I will probably modify the existing notch filter (Zobel didn't sound very good with SE amp to my ears) that I am using now to go with the speakers.

Nanook

Bright?

I don't think so. my FR8c are the current type, and if anything some have suggested they are not bright enough (perhaps a super tweeter would be suitable).

My recommendation, RE: too bright. Give the drivers 100 hours or so to break in. if you feel you need top end attenuation, after that, then do it...

planet10

Paid Member
Re: Bright?

Nanook said:
my FR8c are the current type, and if anything some have suggested they are not bright enough (perhaps a super tweeter would be suitable).

The ones with the whizzerectomy?

dave

Nanook

whizzerectomied ones....

even when they had their whizzers I never thought them too bright

stew

pjanda1

It sounds like you've got the Hemps in some enclosures now and you're using a notch filter.

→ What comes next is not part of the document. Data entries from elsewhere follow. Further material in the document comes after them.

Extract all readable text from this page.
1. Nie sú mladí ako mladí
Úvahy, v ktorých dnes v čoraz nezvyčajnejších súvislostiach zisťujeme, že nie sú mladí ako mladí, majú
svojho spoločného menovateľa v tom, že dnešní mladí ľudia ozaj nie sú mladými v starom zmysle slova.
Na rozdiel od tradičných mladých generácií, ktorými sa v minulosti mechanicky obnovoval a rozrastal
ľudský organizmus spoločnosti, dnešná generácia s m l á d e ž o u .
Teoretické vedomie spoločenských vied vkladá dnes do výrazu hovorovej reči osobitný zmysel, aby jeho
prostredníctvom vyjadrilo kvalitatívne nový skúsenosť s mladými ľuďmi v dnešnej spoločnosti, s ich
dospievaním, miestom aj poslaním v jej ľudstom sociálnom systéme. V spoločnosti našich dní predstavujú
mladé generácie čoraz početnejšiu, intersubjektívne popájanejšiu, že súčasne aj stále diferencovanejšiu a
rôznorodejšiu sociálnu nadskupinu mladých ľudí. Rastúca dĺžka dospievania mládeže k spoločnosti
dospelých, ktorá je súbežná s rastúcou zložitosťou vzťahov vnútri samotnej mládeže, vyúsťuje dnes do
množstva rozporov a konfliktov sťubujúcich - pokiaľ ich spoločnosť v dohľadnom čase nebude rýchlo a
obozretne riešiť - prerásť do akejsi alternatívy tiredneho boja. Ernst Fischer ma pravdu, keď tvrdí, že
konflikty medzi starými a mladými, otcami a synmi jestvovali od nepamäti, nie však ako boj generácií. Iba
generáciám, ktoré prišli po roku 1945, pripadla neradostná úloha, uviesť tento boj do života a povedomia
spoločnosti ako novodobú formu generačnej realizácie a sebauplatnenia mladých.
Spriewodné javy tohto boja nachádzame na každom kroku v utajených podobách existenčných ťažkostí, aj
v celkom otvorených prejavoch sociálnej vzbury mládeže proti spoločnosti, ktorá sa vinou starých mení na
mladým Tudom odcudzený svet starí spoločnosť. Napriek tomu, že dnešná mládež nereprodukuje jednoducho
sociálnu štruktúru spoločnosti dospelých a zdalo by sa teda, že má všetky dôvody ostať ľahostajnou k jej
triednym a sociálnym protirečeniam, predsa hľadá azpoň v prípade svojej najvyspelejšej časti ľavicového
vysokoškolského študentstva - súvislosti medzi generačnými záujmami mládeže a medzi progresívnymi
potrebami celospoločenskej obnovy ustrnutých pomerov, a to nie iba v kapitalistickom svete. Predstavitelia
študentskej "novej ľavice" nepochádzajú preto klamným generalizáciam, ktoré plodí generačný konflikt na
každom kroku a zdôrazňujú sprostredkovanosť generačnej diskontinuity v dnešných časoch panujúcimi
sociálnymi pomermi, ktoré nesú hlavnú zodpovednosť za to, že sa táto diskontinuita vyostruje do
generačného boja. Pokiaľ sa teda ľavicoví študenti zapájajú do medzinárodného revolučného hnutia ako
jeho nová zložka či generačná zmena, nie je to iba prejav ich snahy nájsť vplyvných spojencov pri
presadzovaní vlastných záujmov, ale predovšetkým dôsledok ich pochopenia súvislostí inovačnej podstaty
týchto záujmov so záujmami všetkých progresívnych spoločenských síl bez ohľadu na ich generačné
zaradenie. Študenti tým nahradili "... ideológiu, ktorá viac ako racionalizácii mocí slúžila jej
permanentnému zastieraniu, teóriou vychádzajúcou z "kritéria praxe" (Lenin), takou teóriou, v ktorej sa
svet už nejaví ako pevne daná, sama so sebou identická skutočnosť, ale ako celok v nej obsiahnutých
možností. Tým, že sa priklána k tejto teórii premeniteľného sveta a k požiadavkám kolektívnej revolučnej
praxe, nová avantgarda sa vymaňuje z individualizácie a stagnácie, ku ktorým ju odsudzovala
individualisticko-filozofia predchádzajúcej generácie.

Does your current enclosures have BSC? If not, that is why they sound bright. I bet you won't need the notch filter with proper BSC (or enclosures that don't need it, like BIB's). The only Hemp speakers that are bright are those made with shorting rings, like the earliest Hemp Acoustics models. You'll want some sort of shelving circuit with those. Not too many were made, so I doubt that's what you've got. Like most drivers, the Hemps greatly benefit from some break in. It's best accomplished in free air and out of phase, so you get plenty of excursion without damaging your ears or annoying folks. Break in could be an issue to, but only if you've got BSC taken care of.

pj

Nanook

no notch filter...

only BSC. The "not bright enough" comments were prior to the BSC (passive) being implemented. Those that had commented haven't been by the house to do a comparison for themselves.